Rolling her eyes, but knowing better than to let it into her voice, Sandie replied, “Okay, we’ll run up to the corner. Want me to see if Charles will let us charge some propane and you can settle up with him when you get by there? I’ll get Buddy to load as many empties as we can find laying around if you think that’s a good idea.”
Sandie had not completely subscribed to the idea that things were that bad, but partially to humor Bo, and partly because it wasn’t all that much different than keeping cash in a box or bank account with interest rates as low on deposits as they were, she did not resist Bo’s efforts at preparing for the worst.

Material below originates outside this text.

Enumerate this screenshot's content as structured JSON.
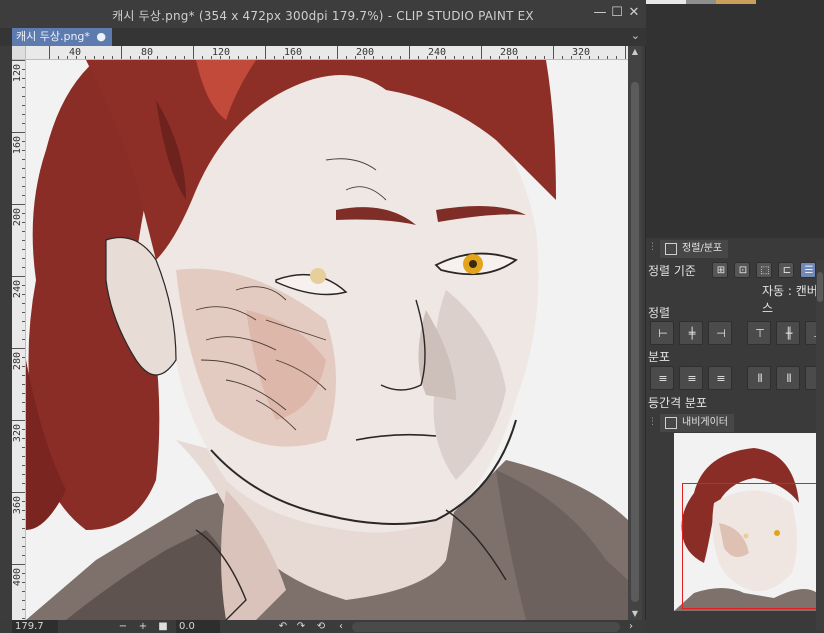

Lately though, with the television telling stories that just did not jive with what she saw going on in the world, Sandie was more and more appreciating her husband’s foresight and determination to keep from doing without.
“Excellent idea, hon. Shouldn’t be more than one or two empties lying around, the ones that came from the last house or two we secured. Do that.”
“Okay, I’ll do that. What else might we need from your direction, Bo? Um, let’s see…. I know the dogs don’t like it but the price is right on Tractor Supply’s dog food. It’s about five bucks a bag cheaper than Wallyworld and they WILL eat it if there’s nothing else.”
“Might grab some other odds and ends too while I’m at it, I won’t take long. All right, for sure dog food and a couple bottles of that penicillin they keep. What about cat food?”
“Yeah, grab some of that too. They don’t eat much but if you do happen to be right about things, and it’s looking more and more like you are, that’ll help to transition ‘em over to dog food to supplement their ratting and birding, but that’s all I can think of for now.”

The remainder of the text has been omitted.